Thiago Arancam seemed the embodiment of Christian de Neuveville, singing with forcefulness. Likewise Ainhoa Arteta was absolutely gorgeous as Roxane. Arteta pierced through the orchestra without the least bit of effort and could float notes beautifully. She had moments of harshness, but these were few and far between. In the title role, Plácido Domingo was ill, and General Director David Gockley made an announcement begging our indulgence in the second half of Act II. Domingo was somewhat gravelly, some of his lower notes were less than perfect, and he did cough a few times. However, his timbre is so pleasing and still had such an ease, our indulgence was hardly necessary. Domingo sang the last aria superbly, communicating the text with such a directness, rendering the supertitles superfluous.

* Tattling * 
On Sunday morning I awoke before dawn as I was so excited for this performance.

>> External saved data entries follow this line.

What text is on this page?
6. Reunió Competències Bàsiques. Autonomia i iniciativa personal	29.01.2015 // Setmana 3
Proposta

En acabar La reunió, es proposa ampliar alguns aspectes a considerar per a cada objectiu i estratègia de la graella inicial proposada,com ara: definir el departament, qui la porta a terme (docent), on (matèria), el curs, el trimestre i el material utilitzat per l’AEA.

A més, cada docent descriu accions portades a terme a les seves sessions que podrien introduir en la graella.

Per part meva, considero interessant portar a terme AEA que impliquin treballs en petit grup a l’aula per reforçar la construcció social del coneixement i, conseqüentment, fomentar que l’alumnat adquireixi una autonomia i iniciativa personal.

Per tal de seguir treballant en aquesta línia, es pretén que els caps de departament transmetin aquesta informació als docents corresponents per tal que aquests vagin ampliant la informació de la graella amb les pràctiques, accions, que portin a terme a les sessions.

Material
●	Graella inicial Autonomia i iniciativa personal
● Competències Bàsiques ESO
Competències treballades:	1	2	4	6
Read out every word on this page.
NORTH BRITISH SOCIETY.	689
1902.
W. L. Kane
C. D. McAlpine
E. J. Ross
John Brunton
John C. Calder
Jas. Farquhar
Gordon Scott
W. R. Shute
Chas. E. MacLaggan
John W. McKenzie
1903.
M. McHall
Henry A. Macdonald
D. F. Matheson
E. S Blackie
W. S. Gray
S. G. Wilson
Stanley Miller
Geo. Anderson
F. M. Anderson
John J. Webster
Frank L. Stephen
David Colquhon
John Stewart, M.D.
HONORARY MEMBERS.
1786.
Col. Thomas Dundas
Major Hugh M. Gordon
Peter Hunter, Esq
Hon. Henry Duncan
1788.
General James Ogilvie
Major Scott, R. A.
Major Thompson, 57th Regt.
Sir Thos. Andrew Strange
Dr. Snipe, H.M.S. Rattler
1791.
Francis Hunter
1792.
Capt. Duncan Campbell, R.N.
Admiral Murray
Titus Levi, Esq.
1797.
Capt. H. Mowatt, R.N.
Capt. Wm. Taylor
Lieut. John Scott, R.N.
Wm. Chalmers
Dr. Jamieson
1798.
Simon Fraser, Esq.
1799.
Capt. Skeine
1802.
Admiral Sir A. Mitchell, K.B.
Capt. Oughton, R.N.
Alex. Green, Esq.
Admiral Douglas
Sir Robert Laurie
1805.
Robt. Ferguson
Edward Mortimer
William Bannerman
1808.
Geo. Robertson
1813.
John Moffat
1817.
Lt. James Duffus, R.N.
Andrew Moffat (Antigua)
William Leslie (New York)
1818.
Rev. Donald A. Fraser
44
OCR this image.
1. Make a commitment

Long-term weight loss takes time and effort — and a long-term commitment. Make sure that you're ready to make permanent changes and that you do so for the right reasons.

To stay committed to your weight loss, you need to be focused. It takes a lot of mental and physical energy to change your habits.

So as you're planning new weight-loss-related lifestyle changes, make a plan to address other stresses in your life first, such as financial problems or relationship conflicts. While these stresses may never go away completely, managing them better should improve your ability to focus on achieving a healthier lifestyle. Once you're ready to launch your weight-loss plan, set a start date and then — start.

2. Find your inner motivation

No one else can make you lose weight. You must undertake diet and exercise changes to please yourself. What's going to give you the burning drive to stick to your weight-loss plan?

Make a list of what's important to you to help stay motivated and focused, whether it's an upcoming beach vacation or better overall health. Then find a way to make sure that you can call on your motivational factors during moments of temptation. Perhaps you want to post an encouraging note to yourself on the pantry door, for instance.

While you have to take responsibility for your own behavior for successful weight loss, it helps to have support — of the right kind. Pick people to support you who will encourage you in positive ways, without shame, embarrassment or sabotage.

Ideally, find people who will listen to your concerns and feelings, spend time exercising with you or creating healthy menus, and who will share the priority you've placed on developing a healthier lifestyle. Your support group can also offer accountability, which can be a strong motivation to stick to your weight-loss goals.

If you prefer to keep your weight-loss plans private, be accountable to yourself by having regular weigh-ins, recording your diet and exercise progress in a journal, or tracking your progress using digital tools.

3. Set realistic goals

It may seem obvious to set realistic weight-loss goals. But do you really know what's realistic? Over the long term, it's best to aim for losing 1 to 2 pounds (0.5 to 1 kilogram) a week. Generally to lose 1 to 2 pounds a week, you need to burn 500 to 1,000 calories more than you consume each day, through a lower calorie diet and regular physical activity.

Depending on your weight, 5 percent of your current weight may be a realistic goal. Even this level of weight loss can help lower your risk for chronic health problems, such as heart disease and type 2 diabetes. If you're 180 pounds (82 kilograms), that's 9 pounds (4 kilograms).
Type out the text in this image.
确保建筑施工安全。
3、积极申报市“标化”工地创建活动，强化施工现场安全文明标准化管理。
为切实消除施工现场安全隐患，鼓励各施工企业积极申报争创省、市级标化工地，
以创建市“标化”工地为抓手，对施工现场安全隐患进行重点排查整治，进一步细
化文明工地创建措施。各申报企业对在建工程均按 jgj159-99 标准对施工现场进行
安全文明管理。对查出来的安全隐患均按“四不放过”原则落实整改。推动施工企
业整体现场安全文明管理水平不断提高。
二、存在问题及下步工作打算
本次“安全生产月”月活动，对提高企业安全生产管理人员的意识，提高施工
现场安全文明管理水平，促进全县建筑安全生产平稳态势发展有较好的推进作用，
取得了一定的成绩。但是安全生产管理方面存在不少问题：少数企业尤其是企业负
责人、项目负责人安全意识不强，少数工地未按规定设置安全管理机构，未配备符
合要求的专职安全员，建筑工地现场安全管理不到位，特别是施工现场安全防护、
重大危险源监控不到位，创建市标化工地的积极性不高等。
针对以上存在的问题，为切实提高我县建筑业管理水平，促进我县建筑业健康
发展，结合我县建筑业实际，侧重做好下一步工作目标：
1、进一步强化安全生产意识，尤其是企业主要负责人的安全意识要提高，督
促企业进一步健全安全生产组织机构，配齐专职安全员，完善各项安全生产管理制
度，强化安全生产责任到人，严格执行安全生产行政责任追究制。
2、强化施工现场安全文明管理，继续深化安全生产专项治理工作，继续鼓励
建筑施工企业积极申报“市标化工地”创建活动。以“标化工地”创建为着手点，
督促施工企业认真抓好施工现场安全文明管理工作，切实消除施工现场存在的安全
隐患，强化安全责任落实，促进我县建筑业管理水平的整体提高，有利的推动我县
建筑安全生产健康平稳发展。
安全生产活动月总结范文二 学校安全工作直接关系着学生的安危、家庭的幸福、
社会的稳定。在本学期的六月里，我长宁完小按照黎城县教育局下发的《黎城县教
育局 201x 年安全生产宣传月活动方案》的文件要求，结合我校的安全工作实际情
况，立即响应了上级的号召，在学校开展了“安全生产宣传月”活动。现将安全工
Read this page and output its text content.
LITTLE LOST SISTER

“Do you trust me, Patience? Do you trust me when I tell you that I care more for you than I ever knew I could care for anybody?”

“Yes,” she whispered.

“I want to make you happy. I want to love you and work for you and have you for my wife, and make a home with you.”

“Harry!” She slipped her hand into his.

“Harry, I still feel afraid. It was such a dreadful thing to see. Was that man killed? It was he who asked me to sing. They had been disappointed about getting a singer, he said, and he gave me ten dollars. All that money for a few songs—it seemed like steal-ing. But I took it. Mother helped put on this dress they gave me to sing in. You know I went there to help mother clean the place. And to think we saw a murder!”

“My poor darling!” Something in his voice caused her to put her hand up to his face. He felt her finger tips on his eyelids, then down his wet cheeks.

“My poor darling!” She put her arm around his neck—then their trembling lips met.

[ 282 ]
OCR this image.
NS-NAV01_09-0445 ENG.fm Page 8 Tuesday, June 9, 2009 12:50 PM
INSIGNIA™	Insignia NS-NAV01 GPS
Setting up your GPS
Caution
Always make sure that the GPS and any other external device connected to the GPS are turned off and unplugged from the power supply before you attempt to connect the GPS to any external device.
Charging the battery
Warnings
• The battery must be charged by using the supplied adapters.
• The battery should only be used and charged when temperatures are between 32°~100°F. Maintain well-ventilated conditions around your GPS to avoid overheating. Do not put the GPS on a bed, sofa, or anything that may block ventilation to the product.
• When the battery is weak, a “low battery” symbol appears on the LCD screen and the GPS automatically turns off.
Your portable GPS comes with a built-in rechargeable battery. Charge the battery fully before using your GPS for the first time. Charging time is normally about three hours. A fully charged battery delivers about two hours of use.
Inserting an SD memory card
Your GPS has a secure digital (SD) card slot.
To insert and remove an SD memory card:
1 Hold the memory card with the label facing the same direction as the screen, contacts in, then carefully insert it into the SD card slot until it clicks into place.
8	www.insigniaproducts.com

I dragged Opernphrenologe out of bed and we made our way to the opera house 1 hour before anyone else arrived. Perhaps because of the rain, even by 10 am the standing room line was not much greater than usual. The opera was kind enough to provide us with both coffee and donuts, and by the time we were allowed in a great crowd had developed.

The throng of Domingo aficionados was intimidating. There was some light talking but not a great deal of electronic noise. I did hear a staff member's walkie talkie in orchestra standing room during Act II. At the end of the opera, someone went through his two plastic grocery bags, and someone gave him a talking to as she seemed irritated by all the noise.